4 – Offer a Balanced Multiplayer Experience

One of the best things about the advancement system of Modern Warfare was also that it never left players behind. As they continued to “move up” in experience and rank they acquired more options, but players could be just as effective using the tools available to them early in the game as they could be using their hard fought and hard won gear. In fact the last weapon unlocked was the MP44, a bit of a “middle finger” weapon which, while still effective, was considerably less so than its more modern counterparts.

Modern Warfare 2 doesn’t seem too concerned with balance. At time of writing I haven’t gotten very far in multiplayer but so far I’ve been plagued by double shotgunning dog fuckers, knife wielding, teleporting psychopaths and seemingly prescient experienced players with weapons thoroughly stacked with various high level “goodies” that assist them in shooting through walls and generally making my life miserable. What’s more, many of the guns available early in the game don’t seem to have any purpose aside from being “new weapons.” Why would anyone use an MP-5 over a Vector? Or an AT-4 over a Stinger or a Javelin? I understand wanting to give players a sense of progression across various types of play but progression without depth is a poor substitute for game design and it feels like exactly what Modern Warfare 2 has done by flooding the game with gear and upgrades that they could never possibly have balanced for.

5 – Pace Their Experience, Period

This is sort of an amalgam of all the previous points. Modern Warfare was exceptionally well paced in every respect. You’d earn new gear and new challenges with satisfying frequency in multiplayer which never felt too quick or too slow. It was encouraging and managed a delicate balance between challenge and reward that few experiences can attain. The single player experience had the same claim – each level dovetailed into the previous one until you reached a satisfying conclusion which fit the rest of the experience. In the end you were left with a nice, even game with a lot of diverse levels and experiences which held together nicely when taken a whole.

Modern Warfare 2 has none of that. The developers themselves admit that one of the levels they left in could’ve been completely excised without harming the experience and they flit between gravitas and action movie bravado without warning. You go from being shot in the chest to defending the top of a TGI Friday’s in seconds.
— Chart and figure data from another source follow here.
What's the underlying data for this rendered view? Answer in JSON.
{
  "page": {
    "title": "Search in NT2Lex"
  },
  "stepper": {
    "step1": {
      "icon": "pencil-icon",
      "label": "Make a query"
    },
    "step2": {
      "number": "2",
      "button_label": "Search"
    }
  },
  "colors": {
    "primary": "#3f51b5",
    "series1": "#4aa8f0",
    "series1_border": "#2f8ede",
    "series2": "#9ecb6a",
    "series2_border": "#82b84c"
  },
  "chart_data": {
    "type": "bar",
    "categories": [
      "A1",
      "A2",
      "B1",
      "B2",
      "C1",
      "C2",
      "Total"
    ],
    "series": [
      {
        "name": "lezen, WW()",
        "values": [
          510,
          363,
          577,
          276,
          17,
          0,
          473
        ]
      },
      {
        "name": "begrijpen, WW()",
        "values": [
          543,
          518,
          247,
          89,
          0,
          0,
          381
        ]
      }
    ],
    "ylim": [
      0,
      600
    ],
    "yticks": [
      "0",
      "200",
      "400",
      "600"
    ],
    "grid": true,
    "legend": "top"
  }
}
The experience isn’t that of a rich tapestry coming together, it’s the jarring feel of stop and go traffic with someone who doesn’t know how to drive a manual transmission. You feel a little sick and irritated, and you think the person behind the wheel probably shouldn’t be there.

The fact that this pacing problem carries over to the multiplayer of Modern Warfare 2, the ostensible selling point of the game, should be frightfully embarrassing to Infinity Ward, but I have a feeling they don’t care. They made an “alright” came and it sold absurdly well. Even though it’s riddled with bugs and, at best, poorly balanced, people will still buy and praise it all for the sake of letting the emperor know about the fine nature of his new duds. And it’s a crying shame, because Infinity Ward has proven themselves to be immensely talented when they challenge themselves and take risks.

But if this is how they’re developing games from here on out I probably won’t end up buying Modern Warfare 3 when it drops. I’m sure it’ll be decent, sure, but the experience will seem cheap compared to its predecessors and the hype that it enjoys will cloud the judgment of all around it. If the pace keeps up I’d imagine Modern Warfare 3 will be an updated version of Battlefield 2 with an expanded class system and a story about a shooting at a local community pool. It would fit the direction Infinity Ward seems to want to take their games in nowadays.